About the American Society for Gastrointestinal Endoscopy
Founded in 1941, the mission of the American Society for Gastrointestinal Endoscopy is to be the leader in advancing patient care and digestive health by promoting excellence in gastrointestinal endoscopy. ASGE, with nearly 11,000 members worldwide, promotes the highest standards for endoscopic training and practice, fosters endoscopic research, recognizes distinguished contributions to endoscopy, and is the foremost resource for endoscopic education. Visit www.asge.org and www.screen4coloncancer.org for more information and to find a qualified doctor in your area.

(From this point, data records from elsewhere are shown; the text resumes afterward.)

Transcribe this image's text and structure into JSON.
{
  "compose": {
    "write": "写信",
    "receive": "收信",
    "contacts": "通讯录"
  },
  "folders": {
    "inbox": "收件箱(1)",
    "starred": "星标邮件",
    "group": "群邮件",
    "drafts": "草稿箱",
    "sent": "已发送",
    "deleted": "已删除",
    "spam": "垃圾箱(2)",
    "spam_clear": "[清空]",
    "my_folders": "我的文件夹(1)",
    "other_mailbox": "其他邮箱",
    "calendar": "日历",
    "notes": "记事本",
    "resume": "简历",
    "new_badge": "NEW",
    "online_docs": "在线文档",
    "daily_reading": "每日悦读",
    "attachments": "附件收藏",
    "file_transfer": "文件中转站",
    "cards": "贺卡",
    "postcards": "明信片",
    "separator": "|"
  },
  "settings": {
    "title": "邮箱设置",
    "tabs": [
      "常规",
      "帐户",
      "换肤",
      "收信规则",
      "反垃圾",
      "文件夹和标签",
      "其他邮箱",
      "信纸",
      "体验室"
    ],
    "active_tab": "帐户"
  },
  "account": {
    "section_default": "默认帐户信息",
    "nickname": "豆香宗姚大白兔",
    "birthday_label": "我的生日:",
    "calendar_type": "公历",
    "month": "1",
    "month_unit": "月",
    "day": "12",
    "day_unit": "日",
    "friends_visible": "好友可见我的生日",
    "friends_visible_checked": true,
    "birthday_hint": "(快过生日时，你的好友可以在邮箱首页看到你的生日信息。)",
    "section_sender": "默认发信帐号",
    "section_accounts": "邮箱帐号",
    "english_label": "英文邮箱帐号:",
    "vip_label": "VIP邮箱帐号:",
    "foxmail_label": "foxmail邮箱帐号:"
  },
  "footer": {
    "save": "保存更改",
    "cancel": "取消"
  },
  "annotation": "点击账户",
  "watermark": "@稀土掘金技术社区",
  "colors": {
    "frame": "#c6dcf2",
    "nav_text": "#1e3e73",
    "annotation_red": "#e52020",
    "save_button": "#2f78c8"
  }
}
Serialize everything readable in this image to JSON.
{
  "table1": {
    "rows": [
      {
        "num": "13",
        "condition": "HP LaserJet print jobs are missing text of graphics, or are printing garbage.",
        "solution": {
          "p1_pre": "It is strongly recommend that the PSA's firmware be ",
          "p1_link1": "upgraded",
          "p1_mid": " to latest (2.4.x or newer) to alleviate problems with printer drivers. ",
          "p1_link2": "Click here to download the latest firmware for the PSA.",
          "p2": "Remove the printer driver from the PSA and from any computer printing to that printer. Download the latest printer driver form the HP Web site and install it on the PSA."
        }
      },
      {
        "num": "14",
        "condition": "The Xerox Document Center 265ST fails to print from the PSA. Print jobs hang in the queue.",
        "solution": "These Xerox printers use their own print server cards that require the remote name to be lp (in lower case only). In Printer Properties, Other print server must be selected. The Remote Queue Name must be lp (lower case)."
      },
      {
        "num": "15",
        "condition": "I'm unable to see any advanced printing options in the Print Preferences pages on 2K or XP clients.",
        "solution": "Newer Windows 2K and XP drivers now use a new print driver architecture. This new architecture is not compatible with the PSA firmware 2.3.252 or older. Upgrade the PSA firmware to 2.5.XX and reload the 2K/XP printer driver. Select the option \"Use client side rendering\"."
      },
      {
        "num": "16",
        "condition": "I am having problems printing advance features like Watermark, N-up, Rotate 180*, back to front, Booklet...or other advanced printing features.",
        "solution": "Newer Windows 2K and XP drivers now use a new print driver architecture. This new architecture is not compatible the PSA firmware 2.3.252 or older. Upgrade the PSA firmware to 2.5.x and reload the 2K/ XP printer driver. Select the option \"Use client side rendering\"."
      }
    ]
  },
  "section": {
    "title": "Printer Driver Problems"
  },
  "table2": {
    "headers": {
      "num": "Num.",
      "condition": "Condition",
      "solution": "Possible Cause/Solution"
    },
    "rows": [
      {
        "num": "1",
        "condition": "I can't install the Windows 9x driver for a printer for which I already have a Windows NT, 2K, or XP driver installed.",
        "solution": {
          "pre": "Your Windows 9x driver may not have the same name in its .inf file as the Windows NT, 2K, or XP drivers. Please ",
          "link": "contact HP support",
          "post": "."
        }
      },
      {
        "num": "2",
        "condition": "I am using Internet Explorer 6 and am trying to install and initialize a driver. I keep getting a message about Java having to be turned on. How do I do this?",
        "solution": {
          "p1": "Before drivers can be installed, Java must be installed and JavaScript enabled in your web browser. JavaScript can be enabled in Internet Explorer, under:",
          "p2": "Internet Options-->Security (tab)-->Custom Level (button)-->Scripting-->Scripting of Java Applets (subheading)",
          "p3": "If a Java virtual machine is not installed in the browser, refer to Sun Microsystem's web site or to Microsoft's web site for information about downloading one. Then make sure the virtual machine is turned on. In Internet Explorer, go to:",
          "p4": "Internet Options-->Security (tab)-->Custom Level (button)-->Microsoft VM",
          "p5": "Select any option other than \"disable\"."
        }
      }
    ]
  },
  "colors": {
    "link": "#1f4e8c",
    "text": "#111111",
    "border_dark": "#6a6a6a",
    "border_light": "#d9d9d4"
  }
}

Endoscopy is performed by specially-trained physicians called endoscopists using the most current technology to diagnose and treat diseases of the gastrointestinal tract. Using flexible, thin tubes called endoscopes, endoscopists are able to access the human digestive tract without incisions via natural orifices. Endoscopes are designed with high-intensity lighting and fitted with precision devices that allow viewing and treatment of the gastrointestinal system.